The Republican presidential nominee’s remarks were drowned out repeatedly by shouts from his own supporters, many of them teenagers, and from a balcony-based cheering sector of Lyndon B. Johnson partisans.
“I will be speaking for the remainder of the campaign,” Goldwater said, “for the forgotten American, the 95% majority who ask nothing of the federal government but honesty, a fair shake, and an understanding of what’s going on.”
He said he will speak for Americans “who don’t look forward to a life where the government tells them what to do every day, who insist on standing on their own feet.”
The vast majority of Americans, the Senator said, do not belong to any “special privilege groups” but are “just good Americans trying to get ahead on their own initiative, asking no handouts from the federal government, willing to do for themselves, or if they can’t, to ask their local, county, or state governments for help — they don’t believe the first and last answer is in Washington.”
A mysterious core of Johnson advocates stationed themselves in the center of the balcony and heckled Goldwater as he addressed the vociferously admiring throng.
The Johnson team seemed to be directed from the floor by a man with a radio, but efforts to reach him failed in the crush.
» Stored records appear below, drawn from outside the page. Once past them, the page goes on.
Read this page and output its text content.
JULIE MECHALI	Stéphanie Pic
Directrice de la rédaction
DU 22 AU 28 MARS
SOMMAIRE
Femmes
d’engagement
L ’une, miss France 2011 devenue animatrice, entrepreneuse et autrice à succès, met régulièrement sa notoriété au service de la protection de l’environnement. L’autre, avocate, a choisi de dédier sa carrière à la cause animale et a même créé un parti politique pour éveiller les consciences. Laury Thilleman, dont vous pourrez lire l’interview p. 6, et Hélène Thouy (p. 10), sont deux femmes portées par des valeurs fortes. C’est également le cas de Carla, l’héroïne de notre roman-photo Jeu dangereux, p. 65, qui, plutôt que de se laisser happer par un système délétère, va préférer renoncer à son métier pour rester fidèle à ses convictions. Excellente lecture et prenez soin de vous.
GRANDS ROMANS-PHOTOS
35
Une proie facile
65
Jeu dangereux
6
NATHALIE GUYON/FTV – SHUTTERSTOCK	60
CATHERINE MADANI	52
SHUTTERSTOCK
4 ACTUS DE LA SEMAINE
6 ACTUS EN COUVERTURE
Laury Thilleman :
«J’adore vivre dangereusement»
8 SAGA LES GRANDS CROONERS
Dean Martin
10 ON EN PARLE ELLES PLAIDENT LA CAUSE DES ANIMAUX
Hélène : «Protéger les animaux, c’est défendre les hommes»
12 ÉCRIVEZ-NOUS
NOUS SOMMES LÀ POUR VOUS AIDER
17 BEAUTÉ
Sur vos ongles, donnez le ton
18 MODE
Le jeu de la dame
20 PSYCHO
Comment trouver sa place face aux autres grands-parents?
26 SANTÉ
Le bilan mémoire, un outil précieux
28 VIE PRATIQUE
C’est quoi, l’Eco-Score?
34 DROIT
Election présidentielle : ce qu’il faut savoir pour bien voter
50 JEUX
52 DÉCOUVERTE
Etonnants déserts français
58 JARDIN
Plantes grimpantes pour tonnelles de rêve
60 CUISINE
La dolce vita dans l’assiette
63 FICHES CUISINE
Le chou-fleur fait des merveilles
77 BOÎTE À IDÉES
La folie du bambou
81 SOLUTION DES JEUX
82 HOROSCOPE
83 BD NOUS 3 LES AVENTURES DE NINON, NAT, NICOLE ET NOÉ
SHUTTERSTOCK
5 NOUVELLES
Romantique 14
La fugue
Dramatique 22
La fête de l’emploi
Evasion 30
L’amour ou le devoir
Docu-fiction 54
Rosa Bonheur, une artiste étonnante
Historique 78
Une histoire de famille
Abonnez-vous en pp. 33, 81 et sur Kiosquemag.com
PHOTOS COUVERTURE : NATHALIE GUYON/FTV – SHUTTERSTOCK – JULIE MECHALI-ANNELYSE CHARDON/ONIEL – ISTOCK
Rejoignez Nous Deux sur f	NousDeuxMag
Many of those doing the heckling refused to give their names, and others carrying Johnson banners and cards denied being in the balcony when questioned outside the hall. One said, “We’re here because we want to be here, and the names don’t matter.”
Republican Assembly Speaker Alfred N. Beadleston of Monmouth called the Johnson hecklers “bad-mannered. They’re certainly not the kind of people who made our country great. They’ll probably grow up and sell the country down the river.”
Others in the crowd heckled the hecklers, commenting, “Who let you out of school?,” “Does your mother know you’re out?,” and “I’d like to spank them.”